Home-price appreciation is slowing in most big cities in the U.S. But Denver shows no signs yet of easing away from double-digit rates of increase.

According to housing researcher RealtyTrac, metro Denver home prices are rising at an annual rate of 12 percent — up from last year’s increase of 9 percent.

That makes Denver an exception to the national trend of slowing rates of price increases. RealtyTrac said two-thirds of the nation’s 92 largest metropolitan areas are showing smaller appreciation growth this year compared with last year.

Colorado Springs also is bucking the trend with prices rising at an 11 percent annual rate vs. 4 percent last year.

Still unknown is the effect that low oil prices may have on the Colorado economy. Energy companies are cutting back on drilling and hiring, but economists say it’s too early to tell whether the pullbacks will have a measurable impact on housing and other economic measures.

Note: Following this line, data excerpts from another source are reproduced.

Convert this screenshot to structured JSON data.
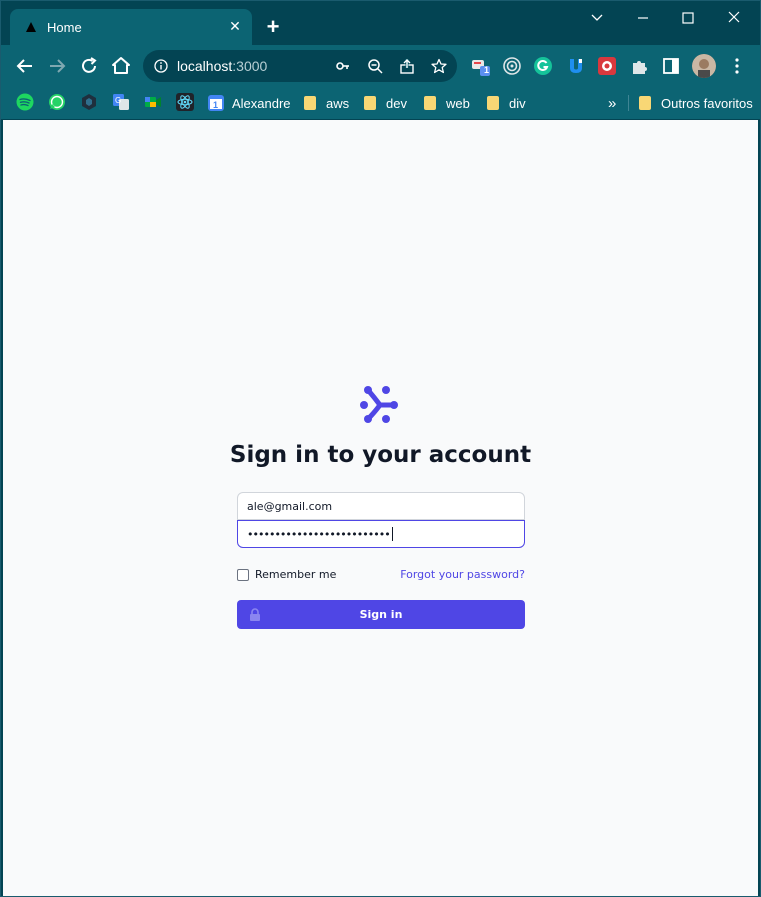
{
  "browser": {
    "tab_title": "Home",
    "url_host": "localhost",
    "url_port": ":3000",
    "extension_badge": "1"
  },
  "bookmarks": [
    {
      "label": "Alexandre",
      "icon": "calendar-icon"
    },
    {
      "label": "aws",
      "icon": "folder-icon"
    },
    {
      "label": "dev",
      "icon": "folder-icon"
    },
    {
      "label": "web",
      "icon": "folder-icon"
    },
    {
      "label": "div",
      "icon": "folder-icon"
    }
  ],
  "bookmarks_more": "»",
  "other_bookmarks": "Outros favoritos",
  "signin": {
    "heading": "Sign in to your account",
    "email_value": "ale@gmail.com",
    "password_value": "••••••••••••••••••••••••••",
    "remember_label": "Remember me",
    "forgot_label": "Forgot your password?",
    "submit_label": "Sign in"
  },
  "colors": {
    "brand": "#4f46e5",
    "browser_frame": "#034453",
    "toolbar": "#0c6473",
    "page_bg": "#f9fafb"
  }
}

Meantime, Colorado’s real estate market is being driven by job gains, and population increases running twice as high as the national average.

But the state’s healthy economic performance has pushed demand for homes higher than supplies. The resulting price increases have created an affordability crisis in both for-sale and rental housing.

The number of metro Denver homes on the market hit a modern-era low of 4,079 in February, according to the Denver Metro Association of Realtors.

“I have never seen such a limited inventory in the Denver market,” said real estate agent KiKi Cannon with Coldwell Banker Residential. “We have less than a month’s supply of homes on the market.”

Homes priced under $400,000 are routinely generating multiple offers, Cannon said. That may seem an attractive scenario for sellers — until the sellers must enter the market and compete for a replacement home.

“As year-over-year housing prices continue to increase, home affordability is going to become a greater issue as the entry point for first-time buyers grows higher and higher,” said Anthony Rael, chairman of the Denver Realtors market trends committee.